I have embedded HTML Tidy in my application to clean incoming HTML. But Tidy has a huge amount of bugs and fixing them directly in the source is my worst nightmare. Tidy source
Try Pretty Diff. It is a vastly superior beautification algorithm and it does not make any assumptions about your input.
http://prettydiff.com/?m=beautify&html
For something that actually fixes code, your best bet is still HTML Tidy. There are a lot of linters, but not really anything that repairs errors to HTML, other than Tidy.

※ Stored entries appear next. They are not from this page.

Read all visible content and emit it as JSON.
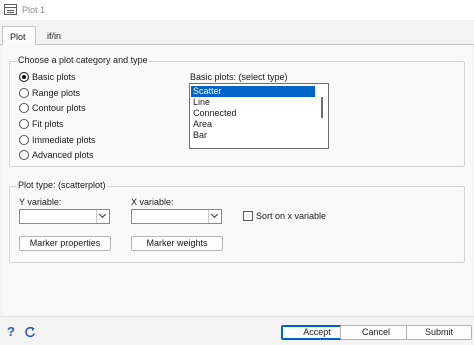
{
  "window": {
    "title": "Plot 1"
  },
  "tabs": [
    {
      "label": "Plot",
      "active": true
    },
    {
      "label": "if/in",
      "active": false
    }
  ],
  "plot_category": {
    "group_label": "Choose a plot category and type",
    "options": [
      {
        "label": "Basic plots",
        "checked": true
      },
      {
        "label": "Range plots",
        "checked": false
      },
      {
        "label": "Contour plots",
        "checked": false
      },
      {
        "label": "Fit plots",
        "checked": false
      },
      {
        "label": "Immediate plots",
        "checked": false
      },
      {
        "label": "Advanced plots",
        "checked": false
      }
    ],
    "list_label": "Basic plots: (select type)",
    "list_items": [
      {
        "label": "Scatter",
        "selected": true
      },
      {
        "label": "Line",
        "selected": false
      },
      {
        "label": "Connected",
        "selected": false
      },
      {
        "label": "Area",
        "selected": false
      },
      {
        "label": "Bar",
        "selected": false
      }
    ]
  },
  "plot_type": {
    "group_label": "Plot type: (scatterplot)",
    "y_variable": {
      "label": "Y variable:",
      "value": ""
    },
    "x_variable": {
      "label": "X variable:",
      "value": ""
    },
    "sort_checkbox": {
      "label": "Sort on x variable",
      "checked": false
    },
    "marker_properties_label": "Marker properties",
    "marker_weights_label": "Marker weights"
  },
  "footer": {
    "help_icon": "help-icon",
    "reset_icon": "refresh-icon",
    "accept_label": "Accept",
    "cancel_label": "Cancel",
    "submit_label": "Submit"
  },
  "colors": {
    "accent": "#0063c7",
    "help_icon": "#2f5fa6"
  }
}
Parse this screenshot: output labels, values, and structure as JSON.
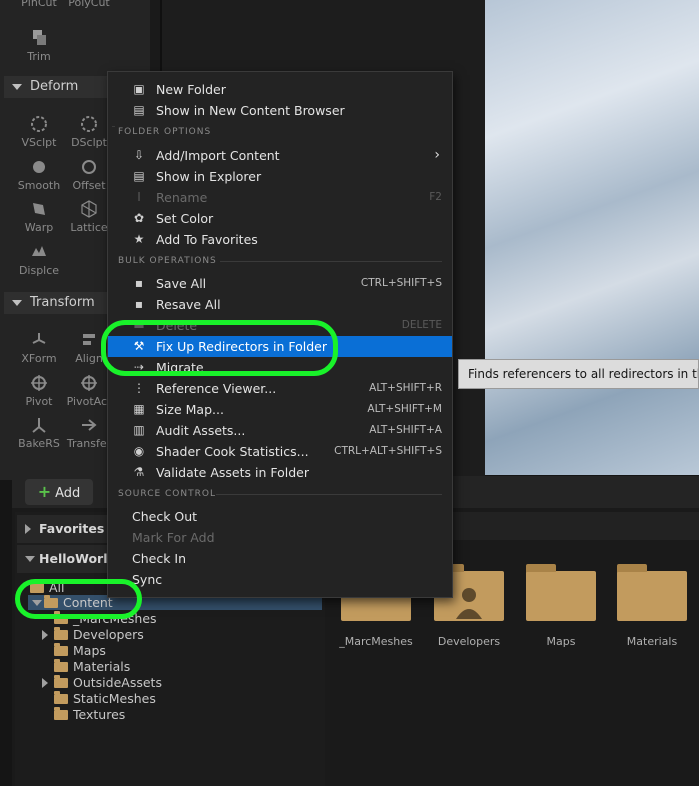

At first glance, modern OOP programmers might think that the source code is an unreadable abomination, but in the C world, Tidy is pretty sophisticated library that uses a lot of advanced OO concepts and offers a very thoughtful interface that exposes nearly all of its functionality in a pure C API.
A casual developer will be lost, but once immersed, the code is quite beautiful. Granted, naming conventions are a mixed bad, but PR's are welcome!
Could you tell us what you plan to use this tool for? As in, do you want to fix static web pages, or do you want some sort of filtering step before other manipulations, so that some tool can handle buggy web pages?
Personally, I write my own tool atop Python's BeautifulSoup or lxml whenever I need to --- it's at most a dozen line script and does much of what I want.
There is a new, nice, proper HTML 5 supporting Tidy, so the alternative to old, ugly Tidy would be Tidy (GitHub repository).